To facilitate the Class of Action determination as a Categorical Exclusion, STV’s team was mindful of the fact that NEPA guidance requires special consideration of the project’s location in East Harlem – an Environmental Justice (EJ) community. The community has several cultural cornerstones – including the New York City Economic Development Corporation’s La Marqueta retail market – located directly underneath the viaduct, which meant that the determination of construction phase relocations and temporary uses of lots throughout the project area was a challenge for the team.

As a core connecting link along MNR’s system, the viaduct is vital to the overall health of New York’s transit system. The environmental benefits of the project also make a strong contribution to the region’s sustainability by maintaining public transportation as a reliable means of commuting and other travel. This fact allowed the project team to determine that the planned replacement of the viaduct would benefit any and all communities that rely on MNR as well the businesses and institutions in the surrounding area.

To address the issue of relocations, STV coordinated with MTA C&D, external real estate personnel, and our team’s real estate experts, BJH Advisors, to properly characterize activities required during the project’s early stages. BJH guided the production of an FTA-required Real Estate Acquisition Management Plan, which set the acquisition process – in this instance, for temporary and permanent easements to accommodate construction and new column and foundation locations.

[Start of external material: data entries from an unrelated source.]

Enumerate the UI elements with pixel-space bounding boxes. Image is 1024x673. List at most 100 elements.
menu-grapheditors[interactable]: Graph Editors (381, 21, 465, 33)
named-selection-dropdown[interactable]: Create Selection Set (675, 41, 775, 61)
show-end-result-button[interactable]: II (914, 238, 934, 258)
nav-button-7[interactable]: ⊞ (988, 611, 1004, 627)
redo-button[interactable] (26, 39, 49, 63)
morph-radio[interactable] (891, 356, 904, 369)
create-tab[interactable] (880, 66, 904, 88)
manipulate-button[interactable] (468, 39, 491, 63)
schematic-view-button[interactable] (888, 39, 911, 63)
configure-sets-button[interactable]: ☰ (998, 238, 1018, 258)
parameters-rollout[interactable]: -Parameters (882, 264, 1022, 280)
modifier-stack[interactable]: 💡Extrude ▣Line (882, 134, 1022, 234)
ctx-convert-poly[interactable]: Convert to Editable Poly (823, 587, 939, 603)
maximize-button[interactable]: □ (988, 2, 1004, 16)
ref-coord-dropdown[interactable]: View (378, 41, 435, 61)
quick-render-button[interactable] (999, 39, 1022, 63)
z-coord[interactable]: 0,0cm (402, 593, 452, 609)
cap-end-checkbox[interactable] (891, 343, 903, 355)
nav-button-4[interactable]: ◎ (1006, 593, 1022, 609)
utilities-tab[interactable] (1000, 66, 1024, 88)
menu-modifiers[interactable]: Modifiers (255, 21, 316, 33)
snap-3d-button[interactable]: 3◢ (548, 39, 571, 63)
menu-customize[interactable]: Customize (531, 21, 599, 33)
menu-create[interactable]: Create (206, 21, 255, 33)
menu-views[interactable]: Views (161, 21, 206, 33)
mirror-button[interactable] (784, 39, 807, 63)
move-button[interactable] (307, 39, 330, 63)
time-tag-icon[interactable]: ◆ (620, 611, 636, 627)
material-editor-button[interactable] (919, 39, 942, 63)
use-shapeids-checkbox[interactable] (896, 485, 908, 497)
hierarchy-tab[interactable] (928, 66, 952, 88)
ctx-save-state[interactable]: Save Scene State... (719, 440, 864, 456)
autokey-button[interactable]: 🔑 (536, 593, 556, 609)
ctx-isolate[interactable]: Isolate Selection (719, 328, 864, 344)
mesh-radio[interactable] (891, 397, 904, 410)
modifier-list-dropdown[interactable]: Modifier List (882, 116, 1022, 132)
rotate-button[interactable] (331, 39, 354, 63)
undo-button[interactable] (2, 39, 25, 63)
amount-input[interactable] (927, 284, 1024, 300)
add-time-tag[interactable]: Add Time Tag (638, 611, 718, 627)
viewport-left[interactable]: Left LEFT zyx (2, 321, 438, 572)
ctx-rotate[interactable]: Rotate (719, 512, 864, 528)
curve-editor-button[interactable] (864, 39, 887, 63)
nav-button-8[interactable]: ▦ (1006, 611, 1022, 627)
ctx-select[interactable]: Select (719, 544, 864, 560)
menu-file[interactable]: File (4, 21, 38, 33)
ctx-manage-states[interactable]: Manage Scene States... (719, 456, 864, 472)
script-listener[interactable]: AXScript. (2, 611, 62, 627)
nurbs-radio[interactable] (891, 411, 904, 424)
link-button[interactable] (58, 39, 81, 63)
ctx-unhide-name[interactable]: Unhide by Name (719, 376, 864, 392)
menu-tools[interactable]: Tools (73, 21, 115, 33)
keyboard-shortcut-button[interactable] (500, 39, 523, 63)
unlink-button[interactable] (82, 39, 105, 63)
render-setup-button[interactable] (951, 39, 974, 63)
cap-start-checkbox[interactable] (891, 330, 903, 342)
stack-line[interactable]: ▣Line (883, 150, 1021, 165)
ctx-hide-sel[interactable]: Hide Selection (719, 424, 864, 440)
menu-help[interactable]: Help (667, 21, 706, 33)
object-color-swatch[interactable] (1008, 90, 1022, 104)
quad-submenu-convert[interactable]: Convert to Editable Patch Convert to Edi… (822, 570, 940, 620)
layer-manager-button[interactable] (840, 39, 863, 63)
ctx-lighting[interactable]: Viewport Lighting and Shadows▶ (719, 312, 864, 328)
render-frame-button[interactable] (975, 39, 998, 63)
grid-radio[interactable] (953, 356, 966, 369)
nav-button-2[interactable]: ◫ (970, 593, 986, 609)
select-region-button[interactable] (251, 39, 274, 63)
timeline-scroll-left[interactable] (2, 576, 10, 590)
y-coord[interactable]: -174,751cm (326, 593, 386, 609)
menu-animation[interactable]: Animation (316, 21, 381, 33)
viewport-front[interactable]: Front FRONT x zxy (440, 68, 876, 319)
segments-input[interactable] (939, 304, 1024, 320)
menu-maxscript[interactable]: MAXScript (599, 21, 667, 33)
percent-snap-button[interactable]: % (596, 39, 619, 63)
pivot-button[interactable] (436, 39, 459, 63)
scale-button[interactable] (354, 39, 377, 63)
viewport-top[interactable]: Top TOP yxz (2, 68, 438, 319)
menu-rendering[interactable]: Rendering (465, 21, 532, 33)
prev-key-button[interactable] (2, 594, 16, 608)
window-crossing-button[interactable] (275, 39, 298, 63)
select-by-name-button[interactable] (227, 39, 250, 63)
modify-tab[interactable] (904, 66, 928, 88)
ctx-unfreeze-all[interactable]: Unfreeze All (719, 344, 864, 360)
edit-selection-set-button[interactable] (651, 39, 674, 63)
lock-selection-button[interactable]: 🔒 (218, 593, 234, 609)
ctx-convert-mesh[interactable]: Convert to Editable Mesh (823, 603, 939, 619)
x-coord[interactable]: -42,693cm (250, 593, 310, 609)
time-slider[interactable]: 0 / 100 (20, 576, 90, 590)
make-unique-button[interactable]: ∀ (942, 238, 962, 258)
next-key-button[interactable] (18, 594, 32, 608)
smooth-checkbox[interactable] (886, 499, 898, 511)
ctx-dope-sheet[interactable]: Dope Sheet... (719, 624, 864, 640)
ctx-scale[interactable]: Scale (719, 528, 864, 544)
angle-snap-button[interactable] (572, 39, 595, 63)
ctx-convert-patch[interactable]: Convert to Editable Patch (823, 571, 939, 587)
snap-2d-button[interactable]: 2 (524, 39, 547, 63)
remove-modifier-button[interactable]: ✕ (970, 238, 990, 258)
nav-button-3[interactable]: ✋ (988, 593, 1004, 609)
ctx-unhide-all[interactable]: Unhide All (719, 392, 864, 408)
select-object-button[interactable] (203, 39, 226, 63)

The required relocation efforts also needed to comply with the Uniform Relocation Assistance and Real Property Acquisition Policies Act (Uniform Act), which requires that the owners of any acquired property, as well as the people who are displaced as a direct result of a federally assisted project, be treated fairly, consistently, and equitably.

For the FTA to consider NEPA to be sufficiently satisfied, the real estate process and mechanisms needed to be clearly underway, with a coherent and transparent proposed means of temporarily relocating tenants throughout the construction period. Because construction would require the temporary relocation of tenants beneath the viaduct, STV coordinated with MNR to develop construction plans, schedules, and sequencing to facilitate efficient construction with minimal community disruption.

Urban Garden Center

“Executing on our plan for the real estate component was key,” Bromberg said. “STV and BJH successfully provided both key technical expertise and high-level management of the parallel NEPA and real estate processes.”

Following the successful completion of the Categorical Exclusion, the viaduct replacement program is now moving forward with a goal of starting the project in 2023 utilizing the design-build delivery method. STV’s efforts were also recently recognized by the American Council of Engineering Companies New York Chapter’s Engineering Excellence Awards with a Platinum Award.

 “This environmental review helps our clients meet their public service obligations and coordinate effectively with communities so that the best engineering solutions are provided in a timely manner,” said Cade Hobbick, AICP, technical director. “We were delighted to have worked on such a crucial infrastructure project to the New York region.